Mr Ahern said there was "nothing in the law or the Constitution" that said he had to do otherwise. "I decided to cash my cheques, full stop."
Mr Ahern agreed that sometimes his cheques would accumulate and they would be cashed by members of his staff when they went to the bank. They were just cashed and the money would either be given to him or left back on his desk, he said.
He did not agree that the practice was unusual. In all his time in minister's offices, money had never gone missing, he said. Asked if it was correct that he had not kept a weekly, monthly or annual record of what money he had in relation to his annual salary, Mr Ahern said that "if anyone was to ask" then he would just count it.
"If you wanted to know what you had left you would just count it."
Mr Ahern said he would count what he had "a few times a year" or he would check his money "if it was Christmas time or if I needed to buy a present or whatever". He didn't check it much, but he did so "every now and again".
Mr Ahern told the tribunal his biggest bill at the time was maintenance to his wife.
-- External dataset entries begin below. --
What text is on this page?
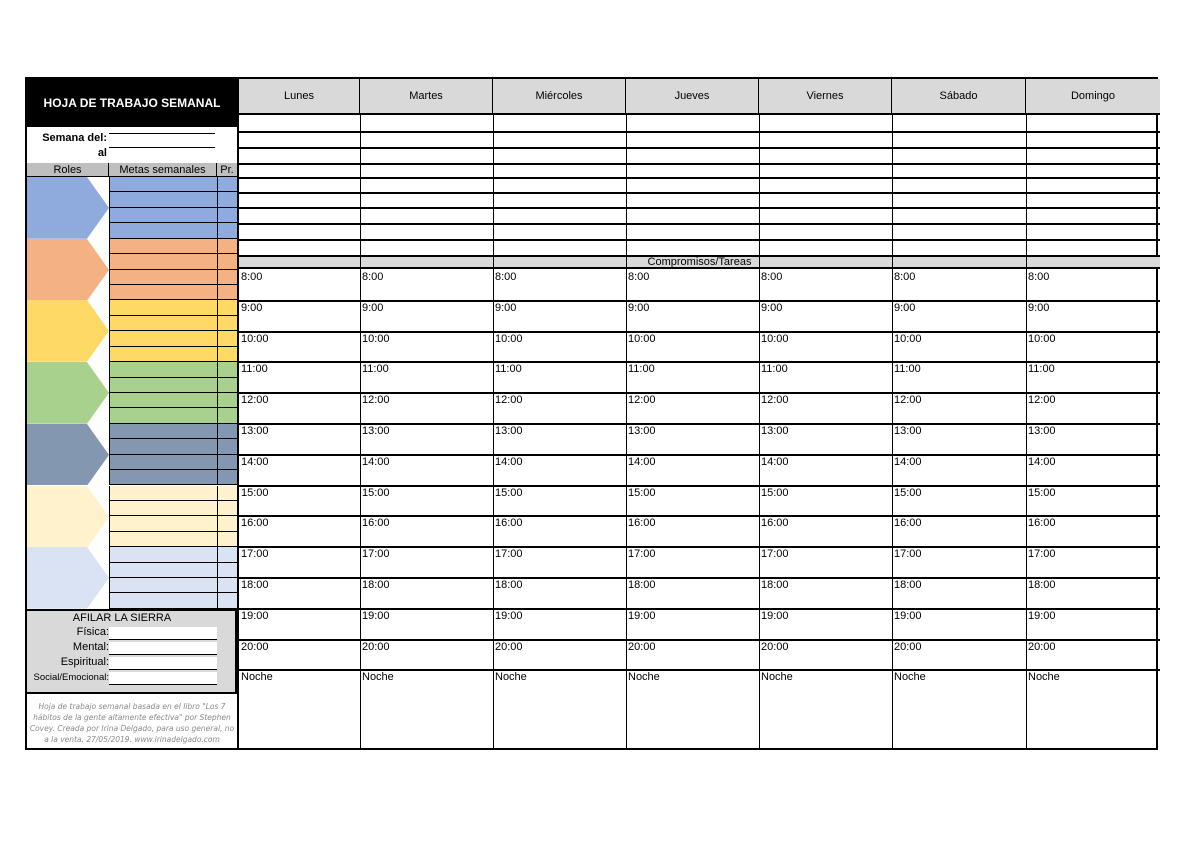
HOJA DE TRABAJO SEMANAL
Semana del:
al
Roles	Metas semanales	Pr.
AFILAR LA SIERRA
Física:
Mental:
Espiritual:
Social/Emocional:
Hoja de trabajo semanal basada en el libro "Los 7 hábitos de la gente altamente efectiva" por Stephen Covey. Creada por Irina Delgado, para uso general, no a la venta. 27/05/2019. www.irinadelgado.com
Compromisos/Tareas
Lunes	Martes	Miércoles	Jueves	Viernes	Sábado	Domingo
8:00	8:00	8:00	8:00	8:00	8:00	8:00
9:00	9:00	9:00	9:00	9:00	9:00	9:00
10:00	10:00	10:00	10:00	10:00	10:00	10:00
11:00	11:00	11:00	11:00	11:00	11:00	11:00
12:00	12:00	12:00	12:00	12:00	12:00	12:00
13:00	13:00	13:00	13:00	13:00	13:00	13:00
14:00	14:00	14:00	14:00	14:00	14:00	14:00
15:00	15:00	15:00	15:00	15:00	15:00	15:00
16:00	16:00	16:00	16:00	16:00	16:00	16:00
17:00	17:00	17:00	17:00	17:00	17:00	17:00
18:00	18:00	18:00	18:00	18:00	18:00	18:00
19:00	19:00	19:00	19:00	19:00	19:00	19:00
20:00	20:00	20:00	20:00	20:00	20:00	20:00
Noche	Noche	Noche	Noche	Noche	Noche	Noche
He would take this amount out, pay any big bills and take some for "pocket money". The rest would be put into his safe "or a drawer".
Mr O'Neill put it to Mr Ahern that the sums he kept were large in the context of what he was earning at the time, but the Taoiseach said he did not agree.
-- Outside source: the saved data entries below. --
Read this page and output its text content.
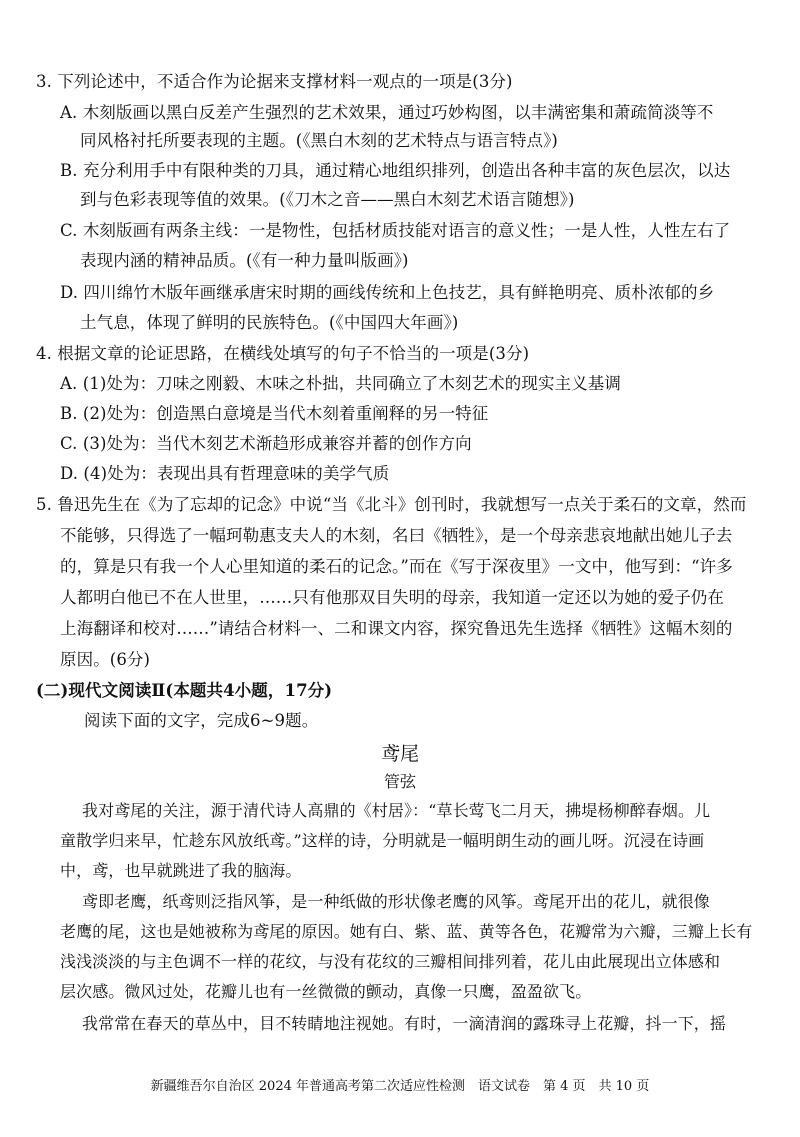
3. 下列论述中，不适合作为论据来支撑材料一观点的一项是(3分)
A. 木刻版画以黑白反差产生强烈的艺术效果，通过巧妙构图，以丰满密集和萧疏简淡等不
同风格衬托所要表现的主题。(《黑白木刻的艺术特点与语言特点》)
B. 充分利用手中有限种类的刀具，通过精心地组织排列，创造出各种丰富的灰色层次，以达
到与色彩表现等值的效果。(《刀木之音——黑白木刻艺术语言随想》)
C. 木刻版画有两条主线：一是物性，包括材质技能对语言的意义性；一是人性，人性左右了
表现内涵的精神品质。(《有一种力量叫版画》)
D. 四川绵竹木版年画继承唐宋时期的画线传统和上色技艺，具有鲜艳明亮、质朴浓郁的乡
土气息，体现了鲜明的民族特色。(《中国四大年画》)
4. 根据文章的论证思路，在横线处填写的句子不恰当的一项是(3分)
A. (1)处为：刀味之刚毅、木味之朴拙，共同确立了木刻艺术的现实主义基调
B. (2)处为：创造黑白意境是当代木刻着重阐释的另一特征
C. (3)处为：当代木刻艺术渐趋形成兼容并蓄的创作方向
D. (4)处为：表现出具有哲理意味的美学气质
5. 鲁迅先生在《为了忘却的记念》中说“当《北斗》创刊时，我就想写一点关于柔石的文章，然而
不能够，只得选了一幅珂勒惠支夫人的木刻，名曰《牺牲》，是一个母亲悲哀地献出她儿子去
的，算是只有我一个人心里知道的柔石的记念。”而在《写于深夜里》一文中，他写到：“许多
人都明白他已不在人世里，……只有他那双目失明的母亲，我知道一定还以为她的爱子仍在
上海翻译和校对……”请结合材料一、二和课文内容，探究鲁迅先生选择《牺牲》这幅木刻的
原因。(6分)
(二)现代文阅读Ⅱ(本题共4小题，17分)
阅读下面的文字，完成6~9题。
鸢尾
管弦
我对鸢尾的关注，源于清代诗人高鼎的《村居》：“草长莺飞二月天，拂堤杨柳醉春烟。儿
童散学归来早，忙趁东风放纸鸢。”这样的诗，分明就是一幅明朗生动的画儿呀。沉浸在诗画
中，鸢，也早就跳进了我的脑海。
鸢即老鹰，纸鸢则泛指风筝，是一种纸做的形状像老鹰的风筝。鸢尾开出的花儿，就很像
老鹰的尾，这也是她被称为鸢尾的原因。她有白、紫、蓝、黄等各色，花瓣常为六瓣，三瓣上长有
浅浅淡淡的与主色调不一样的花纹，与没有花纹的三瓣相间排列着，花儿由此展现出立体感和
层次感。微风过处，花瓣儿也有一丝微微的颤动，真像一只鹰，盈盈欲飞。
我常常在春天的草丛中，目不转睛地注视她。有时，一滴清润的露珠寻上花瓣，抖一下，摇
新疆维吾尔自治区 2024 年普通高考第二次适应性检测　语文试卷　第 4 页　共 10 页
He said he had saved £20,000 in one place and £30,000 in another over "a seven or eight-year period". Mr O'Neill said that in 1993, Mr Ahern's gross annual salary was £63,184.63, the equivalent of about €80,227 today. The current salary of the Minister for Finance, Mr O'Neill said, was €214,344.
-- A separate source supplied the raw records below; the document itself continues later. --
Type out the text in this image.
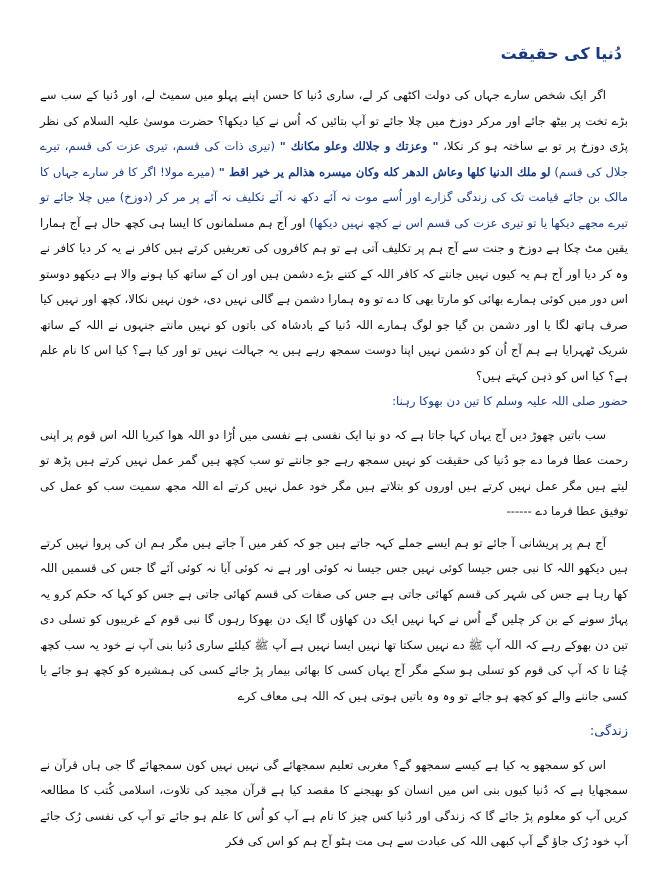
دُنیا کی حقیقت

اگر ایک شخص سارے جہاں کی دولت اکٹھی کر لے، ساری دُنیا کا حسن اپنے پہلو میں سمیٹ لے، اور دُنیا کے سب سے بڑے تخت پر بیٹھ جائے اور مرکر دوزخ میں چلا جائے تو آپ بتائیں کہ اُس نے کیا دیکھا؟ حضرت موسیٰ علیہ السلام کی نظر پڑی دوزخ پر تو بے ساختہ ہو کر نکلا، " وعزتك و جلالك وعلو مكانك " (تیری ذات کی قسم، تیری عزت کی قسم، تیرے جلال کی قسم) لو ملك الدنيا كلها وعاش الدهر كله وكان ميسره هذالم ير خير اقط " (میرے مولا! اگر کا فر سارے جہاں کا مالک بن جائے قیامت تک کی زندگی گزارے اور اُسے موت نہ آئے دکھ نہ آئے تکلیف نہ آئے پر مر کر (دوزخ) میں چلا جائے تو تیرے مجھے دیکھا یا تو تیری عزت کی قسم اس نے کچھ نہیں دیکھا) اور آج ہم مسلمانوں کا ایسا ہی کچھ حال ہے آج ہمارا یقین مٹ چکا ہے دوزخ و جنت سے آج ہم پر تکلیف آتی ہے تو ہم کافروں کی تعریفیں کرتے ہیں کافر نے یہ کر دیا کافر نے وہ کر دیا اور آج ہم یہ کیوں نہیں جانتے کہ کافر اللہ کے کتنے بڑے دشمن ہیں اور ان کے ساتھ کیا ہونے والا ہے دیکھو دوستو اس دور میں کوئی ہمارے بھائی کو مارتا بھی کا دے تو وہ ہمارا دشمن ہے گالی نہیں دی، خون نہیں نکالا، کچھ اور نہیں کیا صرف ہاتھ لگا یا اور دشمن بن گیا جو لوگ ہمارے اللہ دُنیا کے بادشاہ کی باتوں کو نہیں مانتے جنہوں نے اللہ کے ساتھ شریک ٹھہرایا ہے ہم آج اُن کو دشمن نہیں اپنا دوست سمجھ رہے ہیں یہ جہالت نہیں تو اور کیا ہے؟ کیا اس کا نام علم ہے؟ کیا اس کو ذہن کہتے ہیں؟

حضور صلی اللہ علیہ وسلم کا تین دن بھوکا رہنا:

سب باتیں چھوڑ دیں آج یہاں کہا جاتا ہے کہ دو نیا ایک نفسی ہے نفسی میں اُڑا دو اللہ ھوا کبریا اللہ اس قوم پر اپنی رحمت عطا فرما دے جو دُنیا کی حقیقت کو نہیں سمجھ رہے جو جانتے تو سب کچھ ہیں گمر عمل نہیں کرتے ہیں پڑھ تو لیتے ہیں مگر عمل نہیں کرتے ہیں اوروں کو بتلاتے ہیں مگر خود عمل نہیں کرتے اے اللہ مجھ سمیت سب کو عمل کی توفیق عطا فرما دے ------

آج ہم پر پریشانی آ جائے تو ہم ایسے جملے کہہ جاتے ہیں جو کہ کفر میں آ جاتے ہیں مگر ہم ان کی پروا نہیں کرتے ہیں دیکھو اللہ کا نبی جس جیسا کوئی نہیں جس جیسا نہ کوئی اور ہے نہ کوئی آیا نہ کوئی آئے گا جس کی قسمیں اللہ کھا رہا ہے جس کی شہر کی قسم کھائی جاتی ہے جس کی صفات کی قسم کھائی جاتی ہے جس کو کہا کہ حکم کرو یہ پہاڑ سونے کے بن کر چلیں گے اُس نے کہا نہیں ایک دن کھاؤں گا ایک دن بھوکا رہوں گا نبی قوم کے غریبوں کو تسلی دی تین دن بھوکے رہے کہ اللہ آپ ﷺ دے نہیں سکتا تھا نہیں ایسا نہیں ہے آپ ﷺ کیلئے ساری دُنیا بنی آپ نے خود یہ سب کچھ چُنا تا کہ آپ کی قوم کو تسلی ہو سکے مگر آج یہاں کسی کا بھائی بیمار پڑ جائے کسی کی ہمشیرہ کو کچھ ہو جائے یا کسی جاننے والے کو کچھ ہو جائے تو وہ وہ باتیں ہوتی ہیں کہ اللہ ہی معاف کرے

زندگی:

اس کو سمجھو یہ کیا ہے کیسے سمجھو گے؟ مغربی تعلیم سمجھائے گی نہیں نہیں کون سمجھائے گا جی ہاں قرآن نے سمجھایا ہے کہ دُنیا کیوں بنی اس میں انسان کو بھیجنے کا مقصد کیا ہے قرآن مجید کی تلاوت، اسلامی کُتب کا مطالعہ کریں آپ کو معلوم پڑ جائے گا کہ زندگی اور دُنیا کس چیز کا نام ہے آپ کو اُس کا علم ہو جائے تو آپ کی نفسی رُک جائے آپ خود رُک جاؤ گے آپ کبھی اللہ کی عبادت سے ہی مت ہٹو آج ہم کو اس کی فکر
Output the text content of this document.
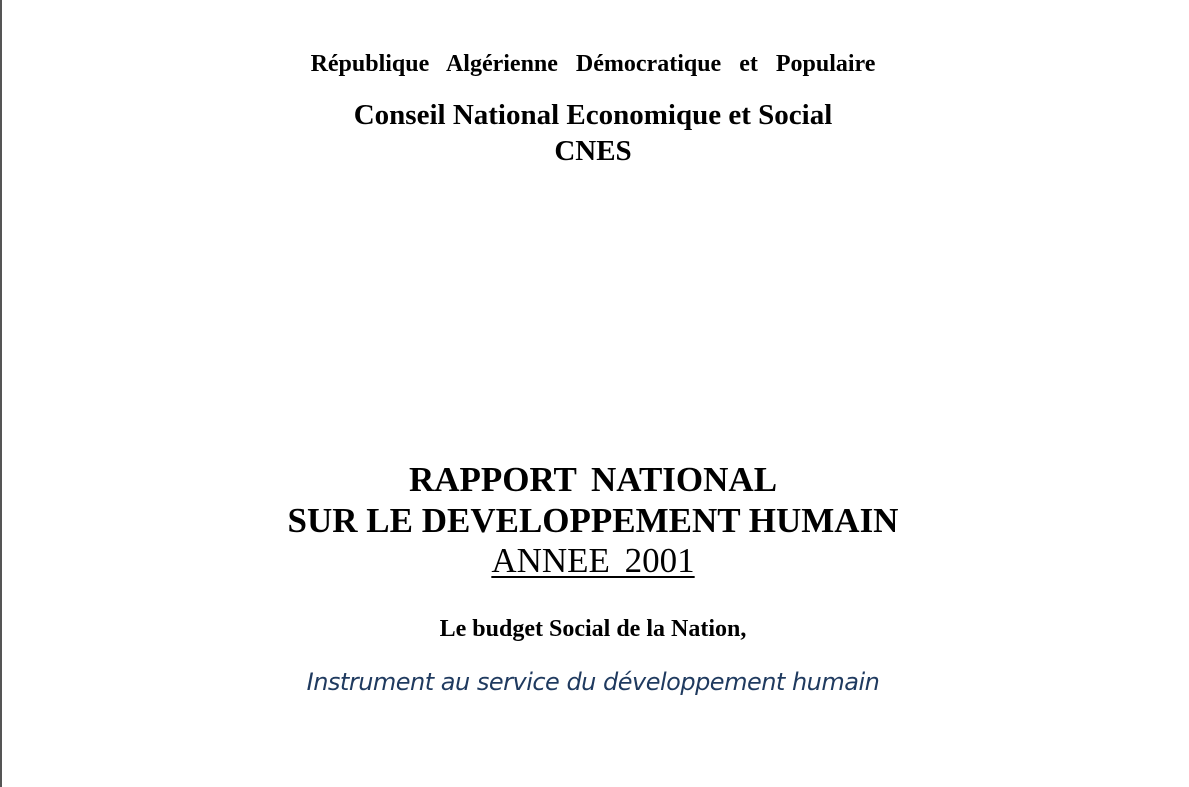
République Algérienne Démocratique et Populaire
Conseil National Economique et Social
CNES
RAPPORT NATIONAL
SUR LE DEVELOPPEMENT HUMAIN
ANNEE 2001
Le budget Social de la Nation,
Instrument au service du développement humain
Counsel for Mr Ahern, Conor Maguire SC, disputed the figures and their relevance and said they were "a matter for an economist" and not for Mr O'Neill.
Mr Ahern agreed that the lodgements under examination by the tribunal totalled about three times his net income at that time in the late 1980s and early 1990s.
He said that in 1986/87 he served as mayor of Dublin and had an allowance for that post. The position overlapped with his appointment as Minister for Labour Affairs in early 1987.
Mr Ahern started his evidence at 10.30am in what is the first of two consecutive days of evidence for the Taoiseach.
The Fianna Fáil leader last appeared before the planning payments inquiry over four days in September.
Then, tribunal lawyers focused part of their inquiries on a number of large cash lodgements made by Mr Ahern or on his behalf during a 13-month period between 1994 and 1995 while he was minister for finance.
Barristers will again question the Taoiseach today on other aspects of his personal finances as part of the Quarryvale II module of the long-running inquiry.
Mr Ahern is being asked about two collections he has said were made for him in December 1993 and October 1994, as well as money he said he was given after a dinner in Manchester, also in 1994.
The first of the so-called dig-outs is a sum of £22,500 lodged to a savings account by Mr Ahern in December 1993. The tribunal says no back-up documentation exists to support Mr Ahern's contention that this money was a loan from a number of friends - apart from a total of £7,500.
Former Fianna Fáil fundraiser Des Richardson, has told the Mahon tribunal said he and Mr Ahern's solicitor, the late Gerard Brennan, organised the collection to help Mr Ahern settle legal bills arising from his separation.